Cary also has an eventful episode, with a legitimate love interest in dance chaperone and drama teacher Jeremy (a very cute Daniel K. Isaac, of Billions). They have a lovely evening, giving Cary the true high-school romance that evaded him when he was playing straight in high school. Walking through the dimly-lit, empty hallways, standing onstage in the empty theater, looking out over the football field, Cary finally gets genuine connection and another dose of reality. Through Jeremy’s recounting of his own path, Cary finally begins to come to terms with his clichéd existence as a struggling actor waiting tables and hoping for a big break. Brooke, suddenly the show’s singular dispenser of sage advice, points out that Chase’s fame is the wave he can ride to get to where he wants to be.

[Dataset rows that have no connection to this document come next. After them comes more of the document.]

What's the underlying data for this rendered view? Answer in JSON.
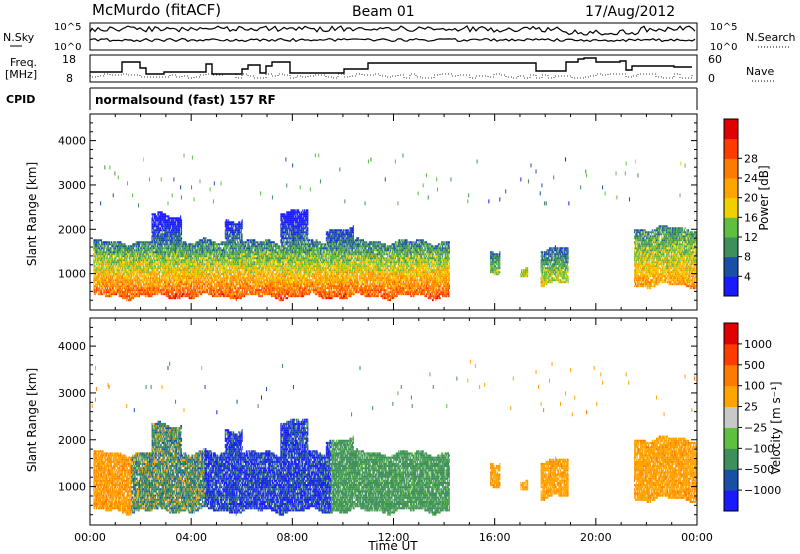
{
  "header": {
    "station": "McMurdo (fitACF)",
    "beam": "Beam 01",
    "date": "17/Aug/2012"
  },
  "noise_panel": {
    "left_label": "N.Sky",
    "right_label": "N.Search",
    "left_ticks": [
      "10^5",
      "10^0"
    ],
    "right_ticks": [
      "10^5",
      "10^0"
    ]
  },
  "freq_panel": {
    "left_label_1": "Freq.",
    "left_label_2": "[MHz]",
    "right_label": "Nave",
    "left_ticks": [
      "18",
      "8"
    ],
    "right_ticks": [
      "60",
      "0"
    ]
  },
  "cpid_panel": {
    "label": "CPID",
    "value": "normalsound (fast) 157 RF"
  },
  "chart_data": [
    {
      "type": "heatmap",
      "title": "",
      "ylabel": "Slant Range [km]",
      "xlabel": "",
      "xlim": [
        0,
        24
      ],
      "ylim": [
        180,
        4600
      ],
      "yticks": [
        "1000",
        "2000",
        "3000",
        "4000"
      ],
      "colorbar": {
        "label": "Power [dB]",
        "ticks": [
          "4",
          "8",
          "12",
          "16",
          "20",
          "24",
          "28"
        ],
        "colors": [
          "#1a1aff",
          "#1a4fa8",
          "#3f8f5c",
          "#5fbf3f",
          "#f0d000",
          "#ffa500",
          "#ff7a00",
          "#ff3c00",
          "#e00000"
        ]
      }
    },
    {
      "type": "heatmap",
      "title": "",
      "ylabel": "Slant Range [km]",
      "xlabel": "Time UT",
      "xlim": [
        0,
        24
      ],
      "ylim": [
        180,
        4600
      ],
      "yticks": [
        "1000",
        "2000",
        "3000",
        "4000"
      ],
      "xticks": [
        "00:00",
        "04:00",
        "08:00",
        "12:00",
        "16:00",
        "20:00",
        "00:00"
      ],
      "colorbar": {
        "label": "Velocity [m s⁻¹]",
        "ticks": [
          "1000",
          "500",
          "100",
          "25",
          "−25",
          "−100",
          "−500",
          "−1000"
        ],
        "colors": [
          "#1a1aff",
          "#1a4fa8",
          "#3f8f5c",
          "#5fbf3f",
          "#c8c8c8",
          "#ffa500",
          "#ff7a00",
          "#ff3c00",
          "#e00000"
        ]
      }
    }
  ]
}
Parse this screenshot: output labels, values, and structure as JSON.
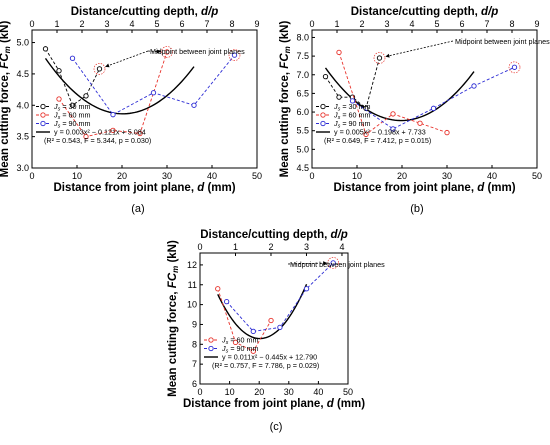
{
  "chart_data": [
    {
      "type": "scatter",
      "panel_label": "(a)",
      "xlabel_bottom": "Distance from joint plane, d (mm)",
      "xlabel_top": "Distance/cutting depth, d/p",
      "ylabel": "Mean cutting force, FCm (kN)",
      "xlim": [
        0,
        50
      ],
      "ylim": [
        3.0,
        5.2
      ],
      "xticks": [
        "0",
        "10",
        "20",
        "30",
        "40",
        "50"
      ],
      "yticks": [
        "3.0",
        "3.5",
        "4.0",
        "4.5",
        "5.0"
      ],
      "top_xlim": [
        0,
        9
      ],
      "top_xticks": [
        "0",
        "1",
        "2",
        "3",
        "4",
        "5",
        "6",
        "7",
        "8",
        "9"
      ],
      "annotation": "Midpoint between joint planes",
      "series": [
        {
          "name": "Js = 30 mm",
          "color": "#000000",
          "x": [
            3,
            6,
            9,
            12,
            15
          ],
          "y": [
            4.9,
            4.55,
            4.0,
            4.15,
            4.58
          ],
          "highlight_index": 4
        },
        {
          "name": "Js = 60 mm",
          "color": "#e8312a",
          "x": [
            6,
            12,
            18,
            24,
            30
          ],
          "y": [
            4.1,
            3.5,
            3.6,
            3.55,
            4.85
          ],
          "highlight_index": 4
        },
        {
          "name": "Js = 90 mm",
          "color": "#2b2bd4",
          "x": [
            9,
            18,
            27,
            36,
            45
          ],
          "y": [
            4.75,
            3.85,
            4.2,
            4.0,
            4.8
          ],
          "highlight_index": 4
        }
      ],
      "fit": {
        "a": 0.003,
        "b": -0.121,
        "c": 5.084,
        "x_range": [
          3,
          36
        ],
        "label": "y = 0.003x² − 0.121x + 5.084",
        "stats": "(R² = 0.543, F = 5.344, p = 0.030)"
      }
    },
    {
      "type": "scatter",
      "panel_label": "(b)",
      "xlabel_bottom": "Distance from joint plane, d (mm)",
      "xlabel_top": "Distance/cutting depth, d/p",
      "ylabel": "Mean cutting force, FCm (kN)",
      "xlim": [
        0,
        50
      ],
      "ylim": [
        4.5,
        8.2
      ],
      "xticks": [
        "0",
        "10",
        "20",
        "30",
        "40",
        "50"
      ],
      "yticks": [
        "4.5",
        "5.0",
        "5.5",
        "6.0",
        "6.5",
        "7.0",
        "7.5",
        "8.0"
      ],
      "top_xlim": [
        0,
        9
      ],
      "top_xticks": [
        "0",
        "1",
        "2",
        "3",
        "4",
        "5",
        "6",
        "7",
        "8",
        "9"
      ],
      "annotation": "Midpoint between joint planes",
      "series": [
        {
          "name": "Js = 30 mm",
          "color": "#000000",
          "x": [
            3,
            6,
            9,
            12,
            15
          ],
          "y": [
            6.95,
            6.4,
            6.4,
            6.1,
            7.45
          ],
          "highlight_index": 4
        },
        {
          "name": "Js = 60 mm",
          "color": "#e8312a",
          "x": [
            6,
            12,
            18,
            24,
            30
          ],
          "y": [
            7.6,
            5.4,
            5.95,
            5.7,
            5.45
          ],
          "highlight_index": -1
        },
        {
          "name": "Js = 90 mm",
          "color": "#2b2bd4",
          "x": [
            9,
            18,
            27,
            36,
            45
          ],
          "y": [
            6.3,
            5.55,
            6.1,
            6.7,
            7.2
          ],
          "highlight_index": 4
        }
      ],
      "fit": {
        "a": 0.005,
        "b": -0.198,
        "c": 7.733,
        "x_range": [
          3,
          36
        ],
        "label": "y = 0.005x² − 0.198x + 7.733",
        "stats": "(R² = 0.649, F = 7.412, p = 0.015)"
      }
    },
    {
      "type": "scatter",
      "panel_label": "(c)",
      "xlabel_bottom": "Distance from joint plane, d (mm)",
      "xlabel_top": "Distance/cutting depth, d/p",
      "ylabel": "Mean cutting force, FCm (kN)",
      "xlim": [
        0,
        50
      ],
      "ylim": [
        6,
        12.6
      ],
      "xticks": [
        "0",
        "10",
        "20",
        "30",
        "40",
        "50"
      ],
      "yticks": [
        "6",
        "7",
        "8",
        "9",
        "10",
        "11",
        "12"
      ],
      "top_xlim": [
        0,
        4.17
      ],
      "top_xticks": [
        "0",
        "1",
        "2",
        "3",
        "4"
      ],
      "annotation": "Midpoint between joint planes",
      "series": [
        {
          "name": "Js = 60 mm",
          "color": "#e8312a",
          "x": [
            6,
            12,
            18,
            24
          ],
          "y": [
            10.8,
            8.1,
            7.65,
            9.2
          ],
          "highlight_index": -1
        },
        {
          "name": "Js = 90 mm",
          "color": "#2b2bd4",
          "x": [
            9,
            18,
            27,
            36,
            45
          ],
          "y": [
            10.15,
            8.65,
            8.85,
            10.8,
            12.1
          ],
          "highlight_index": 4
        }
      ],
      "fit": {
        "a": 0.011,
        "b": -0.445,
        "c": 12.79,
        "x_range": [
          6,
          36
        ],
        "label": "y = 0.011x² − 0.445x + 12.790",
        "stats": "(R² = 0.757, F = 7.786, p = 0.029)"
      }
    }
  ]
}
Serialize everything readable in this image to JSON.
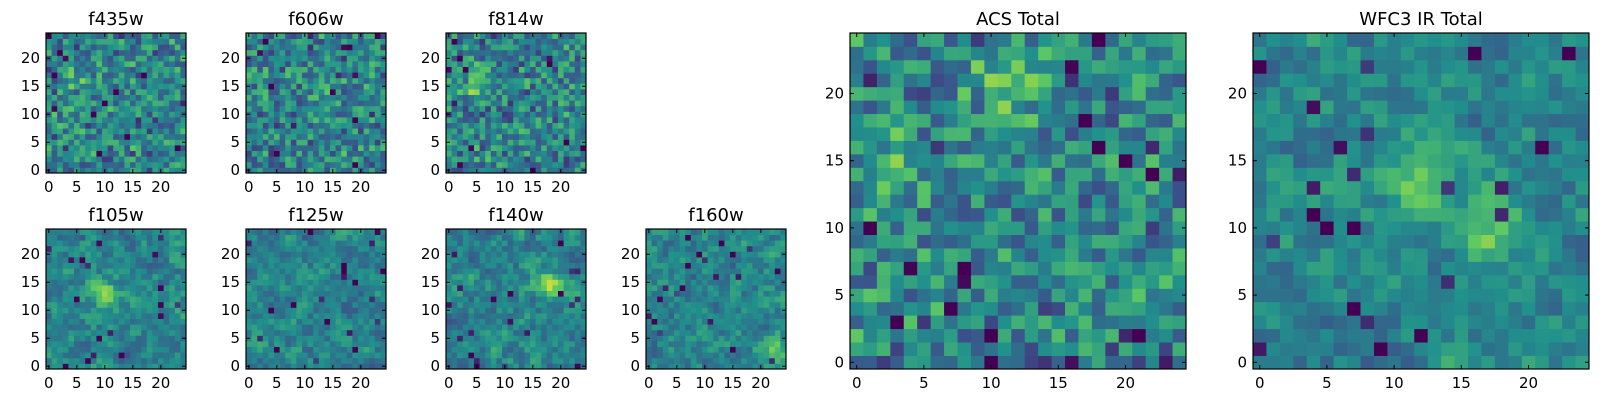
{
  "figure": {
    "colormap": "viridis",
    "colormap_stops": [
      "#440154",
      "#3b528b",
      "#21918c",
      "#5ec962",
      "#fde725"
    ],
    "axis_color": "#000000"
  },
  "chart_data": [
    {
      "type": "heatmap",
      "title": "f435w",
      "grid_size": 25,
      "xlim": [
        0,
        24
      ],
      "ylim": [
        0,
        24
      ],
      "xticks": [
        0,
        5,
        10,
        15,
        20
      ],
      "yticks": [
        0,
        5,
        10,
        15,
        20
      ],
      "seed": 11,
      "smooth": 0,
      "hot_spots": [
        [
          5,
          16,
          0.2
        ]
      ],
      "cold_spots": []
    },
    {
      "type": "heatmap",
      "title": "f606w",
      "grid_size": 25,
      "xlim": [
        0,
        24
      ],
      "ylim": [
        0,
        24
      ],
      "xticks": [
        0,
        5,
        10,
        15,
        20
      ],
      "yticks": [
        0,
        5,
        10,
        15,
        20
      ],
      "seed": 23,
      "smooth": 0,
      "hot_spots": [],
      "cold_spots": []
    },
    {
      "type": "heatmap",
      "title": "f814w",
      "grid_size": 25,
      "xlim": [
        0,
        24
      ],
      "ylim": [
        0,
        24
      ],
      "xticks": [
        0,
        5,
        10,
        15,
        20
      ],
      "yticks": [
        0,
        5,
        10,
        15,
        20
      ],
      "seed": 37,
      "smooth": 0,
      "hot_spots": [
        [
          5,
          15,
          0.25
        ]
      ],
      "cold_spots": [
        [
          15,
          0,
          0.3
        ]
      ]
    },
    {
      "type": "heatmap",
      "title": "f105w",
      "grid_size": 25,
      "xlim": [
        0,
        24
      ],
      "ylim": [
        0,
        24
      ],
      "xticks": [
        0,
        5,
        10,
        15,
        20
      ],
      "yticks": [
        0,
        5,
        10,
        15,
        20
      ],
      "seed": 41,
      "smooth": 1,
      "hot_spots": [
        [
          10,
          13,
          0.3
        ]
      ],
      "cold_spots": [
        [
          4,
          19,
          0.3
        ]
      ]
    },
    {
      "type": "heatmap",
      "title": "f125w",
      "grid_size": 25,
      "xlim": [
        0,
        24
      ],
      "ylim": [
        0,
        24
      ],
      "xticks": [
        0,
        5,
        10,
        15,
        20
      ],
      "yticks": [
        0,
        5,
        10,
        15,
        20
      ],
      "seed": 53,
      "smooth": 1,
      "hot_spots": [],
      "cold_spots": [
        [
          19,
          15,
          0.35
        ]
      ]
    },
    {
      "type": "heatmap",
      "title": "f140w",
      "grid_size": 25,
      "xlim": [
        0,
        24
      ],
      "ylim": [
        0,
        24
      ],
      "xticks": [
        0,
        5,
        10,
        15,
        20
      ],
      "yticks": [
        0,
        5,
        10,
        15,
        20
      ],
      "seed": 67,
      "smooth": 1,
      "hot_spots": [
        [
          18,
          15,
          0.4
        ]
      ],
      "cold_spots": [
        [
          14,
          6,
          0.3
        ]
      ]
    },
    {
      "type": "heatmap",
      "title": "f160w",
      "grid_size": 25,
      "xlim": [
        0,
        24
      ],
      "ylim": [
        0,
        24
      ],
      "xticks": [
        0,
        5,
        10,
        15,
        20
      ],
      "yticks": [
        0,
        5,
        10,
        15,
        20
      ],
      "seed": 79,
      "smooth": 1,
      "hot_spots": [
        [
          22,
          3,
          0.3
        ]
      ],
      "cold_spots": [
        [
          2,
          6,
          0.3
        ]
      ]
    },
    {
      "type": "heatmap",
      "title": "ACS Total",
      "grid_size": 25,
      "xlim": [
        0,
        24
      ],
      "ylim": [
        0,
        24
      ],
      "xticks": [
        0,
        5,
        10,
        15,
        20
      ],
      "yticks": [
        0,
        5,
        10,
        15,
        20
      ],
      "seed": 97,
      "smooth": 0,
      "hot_spots": [
        [
          3,
          15,
          0.25
        ],
        [
          12,
          21,
          0.3
        ]
      ],
      "cold_spots": [
        [
          17,
          18,
          0.6
        ],
        [
          7,
          4,
          0.5
        ],
        [
          4,
          7,
          0.5
        ],
        [
          1,
          21,
          0.5
        ],
        [
          20,
          15,
          0.5
        ],
        [
          16,
          0,
          0.5
        ],
        [
          20,
          2,
          0.5
        ]
      ]
    },
    {
      "type": "heatmap",
      "title": "WFC3 IR Total",
      "grid_size": 25,
      "xlim": [
        0,
        24
      ],
      "ylim": [
        0,
        24
      ],
      "xticks": [
        0,
        5,
        10,
        15,
        20
      ],
      "yticks": [
        0,
        5,
        10,
        15,
        20
      ],
      "seed": 113,
      "smooth": 1,
      "hot_spots": [
        [
          12,
          13,
          0.35
        ],
        [
          17,
          10,
          0.3
        ]
      ],
      "cold_spots": [
        [
          7,
          4,
          0.6
        ],
        [
          5,
          10,
          0.4
        ],
        [
          0,
          22,
          0.4
        ],
        [
          0,
          1,
          0.4
        ]
      ]
    }
  ]
}
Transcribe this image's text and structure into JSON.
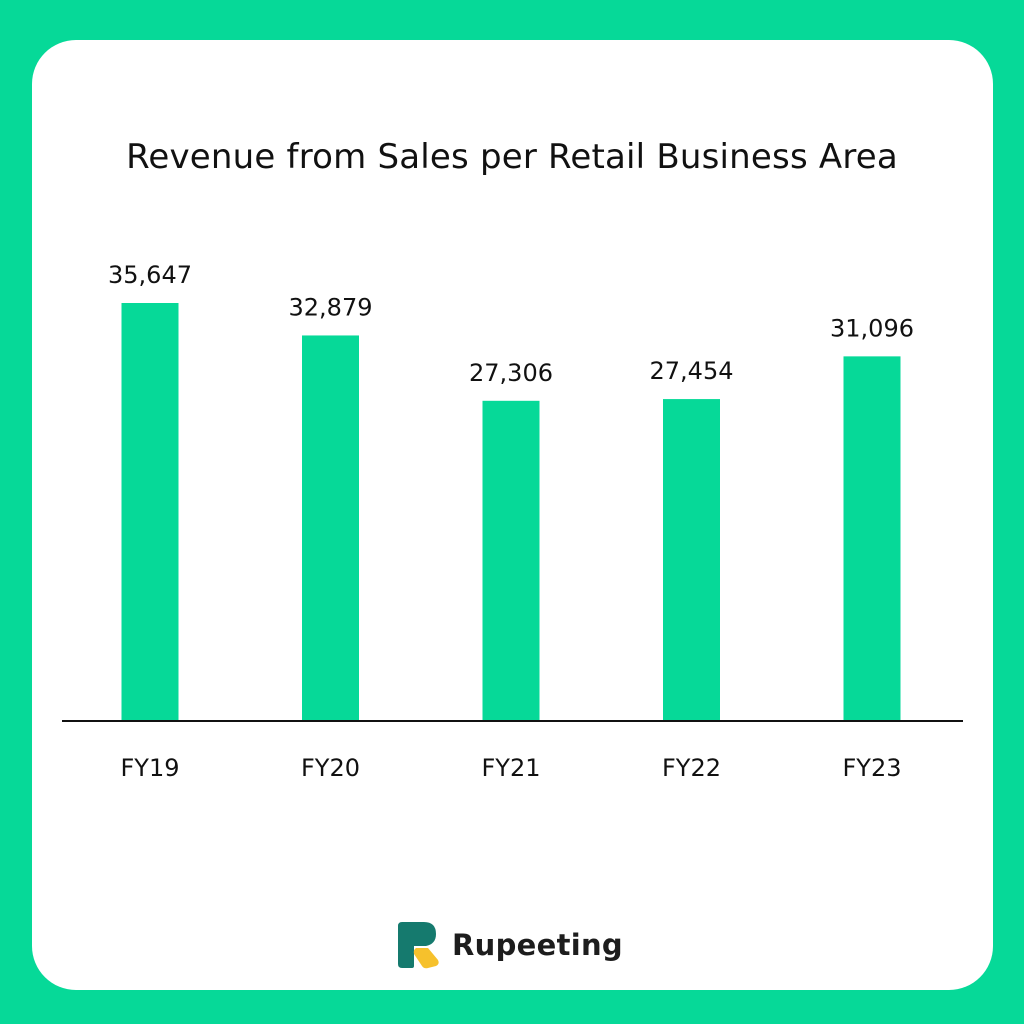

Cary also spends much of the episode evading a crush-obsessed student, Elijah (the enchanting Josie Totah — RIP Champions, your marketing failed you, but I will always love you), which is what sends him into Jeremy’s arms in the first place.
Brooke’s self-centered attitude finally comes in handy this episode, not only because of the stark contrast she’s forced to provide to Streeter’s malice. In realizing Chase has been all but robbed of his agency, and seeing Cary’s wincing reactions to the ways society has told him to live, she gives them both permission to be themselves, albeit abrasively. This lovely bit of character development not only redeems the episode, but also sets the stage for Cary and Brooke to enter the latter half of the season with wider potential and higher stakes.
The Other Two Cents
• Seriously you guys, why hasn’t Netflix brought back Champions for me specifically?
• Brooke and Streeter go head-to-head on everything, including the official hashtag for the event: #DreamDance vs #Chom (that’s “Chase” and “Prom” mashed together).
• Speaking of which, Streeter does end up making it to Lil Wayne’s party, with Lorraine as his ticket. Turns out she was good for something: Wayne’s Instagram posing with Streeter and Lorraine captioned “this lil dude wrinkly as hell. #chom.”
• Streeter’s choice for Chase’s merch: surge protectors. Again, funny in concept, pretty grating to watch.
• Love the cutaway to Rachel and Chase dancing in the roped-off section smack in the center of the dance floor.
• Lorraine got paid $10 for the gig, but it’s $5 after taxes, $4 after her agent, and $3 after her manager.
• Elijah’s list of men (presumably who have scorned them): Matt Bomer, Gus Kenworthy, and Antoni Porowski.
• The archetypes in Streeter’s boy band: the bad boy, the hot one, the pirate, the gay guy, the dud.
• The dance is “Old Hollywood”-themed, with posters for Love Actually, Knocked Up, and Anchorman. Only the classics!